American Bar Association: Drop LSAT Law School Requirement
Some law schools have already moved away from the LSAT in favor of other standardized tests, but the ABA may soon drop testing requirements altogether.
- Some law schools may soon have the choice as to whether they want to require standardized tests.
- Currently, the LSAT is still required at the majority of law schools.
- Test-optional practices are becoming increasingly commonplace in college admissions.
Students may no longer need to take a standardized test to get into law school in the near future.
The Strategic Review Committee for the American Bar Association (ABA) offered recommendations late last month that would allow schools to decide whether they want to require a standardized test. Currently, all ABA-accredited schools require that applying students take either the Law School Admission Test (LSAT) or Graduate Record Examinations (GRE) for admittance.
Under this proposed change, schools may keep their current test requirements, institute their own test, or discard required tests entirely.
Whatever method a school decides to use, ABA said each school must clearly state what is required of prospective students.
Law schools would become the latest segment of higher education to join the test-optional movement. Many traditional colleges and universities have chosen to make general admissions tests like the SAT or ACT optional. Almost 80% of baccalaureate-granting institutions don't require tests.
Some law schools had already begun to stray from the LSAT in recent years.
The University of Arizona College of Law made headlines in early 2016 when it decided to consider applicants who had taken the GRE in lieu of the LSAT. Other schools, including Concord Law School at Purdue University, have already opted to use a proprietary test that is shorter than the LSAT and can be taken online.

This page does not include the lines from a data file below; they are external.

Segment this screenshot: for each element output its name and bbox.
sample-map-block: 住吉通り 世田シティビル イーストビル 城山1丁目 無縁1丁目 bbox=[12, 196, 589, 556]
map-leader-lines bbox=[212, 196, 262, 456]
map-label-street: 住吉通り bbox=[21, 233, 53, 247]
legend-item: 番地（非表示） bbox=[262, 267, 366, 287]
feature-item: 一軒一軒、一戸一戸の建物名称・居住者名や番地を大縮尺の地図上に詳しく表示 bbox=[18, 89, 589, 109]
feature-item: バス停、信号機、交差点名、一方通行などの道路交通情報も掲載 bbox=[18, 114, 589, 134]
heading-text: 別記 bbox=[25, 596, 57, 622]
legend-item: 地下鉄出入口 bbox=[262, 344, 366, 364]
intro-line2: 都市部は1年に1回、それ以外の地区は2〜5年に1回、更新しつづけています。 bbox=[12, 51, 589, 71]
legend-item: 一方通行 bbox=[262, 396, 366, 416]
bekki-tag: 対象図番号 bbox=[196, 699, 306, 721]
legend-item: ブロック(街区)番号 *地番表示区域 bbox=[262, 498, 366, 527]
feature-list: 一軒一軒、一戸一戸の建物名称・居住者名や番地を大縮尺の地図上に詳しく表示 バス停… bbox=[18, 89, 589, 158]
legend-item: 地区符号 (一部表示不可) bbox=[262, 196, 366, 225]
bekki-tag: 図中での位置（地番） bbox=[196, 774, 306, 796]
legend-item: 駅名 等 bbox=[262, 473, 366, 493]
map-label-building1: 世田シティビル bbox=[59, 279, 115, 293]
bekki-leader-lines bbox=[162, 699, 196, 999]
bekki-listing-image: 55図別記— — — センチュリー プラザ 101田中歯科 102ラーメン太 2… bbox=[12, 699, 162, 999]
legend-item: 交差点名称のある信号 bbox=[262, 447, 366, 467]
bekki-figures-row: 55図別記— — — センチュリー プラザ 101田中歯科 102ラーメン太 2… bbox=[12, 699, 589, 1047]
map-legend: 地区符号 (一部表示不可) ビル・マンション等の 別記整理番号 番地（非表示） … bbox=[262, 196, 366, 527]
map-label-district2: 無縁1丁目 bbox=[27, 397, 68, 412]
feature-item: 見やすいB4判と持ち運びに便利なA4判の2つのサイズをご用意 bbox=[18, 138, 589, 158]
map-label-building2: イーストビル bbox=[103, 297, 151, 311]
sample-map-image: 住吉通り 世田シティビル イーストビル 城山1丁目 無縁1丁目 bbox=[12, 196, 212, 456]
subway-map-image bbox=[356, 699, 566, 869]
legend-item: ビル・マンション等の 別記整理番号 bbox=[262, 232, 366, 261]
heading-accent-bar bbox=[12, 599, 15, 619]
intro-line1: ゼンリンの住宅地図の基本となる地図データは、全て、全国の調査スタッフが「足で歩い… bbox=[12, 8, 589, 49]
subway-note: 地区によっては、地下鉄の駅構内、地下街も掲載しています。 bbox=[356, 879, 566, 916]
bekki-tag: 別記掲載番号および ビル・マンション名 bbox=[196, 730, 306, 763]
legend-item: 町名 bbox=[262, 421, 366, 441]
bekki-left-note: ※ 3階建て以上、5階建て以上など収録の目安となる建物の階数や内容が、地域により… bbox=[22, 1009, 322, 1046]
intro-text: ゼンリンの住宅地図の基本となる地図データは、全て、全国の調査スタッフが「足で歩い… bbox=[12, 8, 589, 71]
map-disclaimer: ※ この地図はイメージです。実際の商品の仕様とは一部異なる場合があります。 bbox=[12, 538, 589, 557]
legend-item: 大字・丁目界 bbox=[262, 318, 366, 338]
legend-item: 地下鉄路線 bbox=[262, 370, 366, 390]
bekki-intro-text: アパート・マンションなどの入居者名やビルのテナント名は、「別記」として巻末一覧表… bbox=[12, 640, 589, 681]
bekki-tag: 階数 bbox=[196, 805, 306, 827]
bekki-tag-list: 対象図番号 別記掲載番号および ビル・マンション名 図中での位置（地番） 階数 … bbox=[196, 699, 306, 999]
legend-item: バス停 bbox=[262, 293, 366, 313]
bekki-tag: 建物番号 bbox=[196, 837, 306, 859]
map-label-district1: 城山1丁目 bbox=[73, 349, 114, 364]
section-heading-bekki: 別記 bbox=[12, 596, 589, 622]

"Eliminating the requirement of a 'valid and reliable' admission test also eliminates some of the challenges inherent in determining which tests are in fact valid and reliable for law school admissions," the Strategic Review Committee wrote in its recommendation letter. "Although of course law schools must still show that their use of an admission test, should they choose to require one, is consistent with sound admission practices and procedures."
ABA approved amendments in 2018 that would have eliminated the test requirements. However, it backtracked on those changes after "considerable and organized opposition," according to the letter.
The Strategic Review Committee also noted that as of now, ABA is the only accreditor among law, medical, dental, pharmacy, business, and architecture school accreditors that requires an admission test.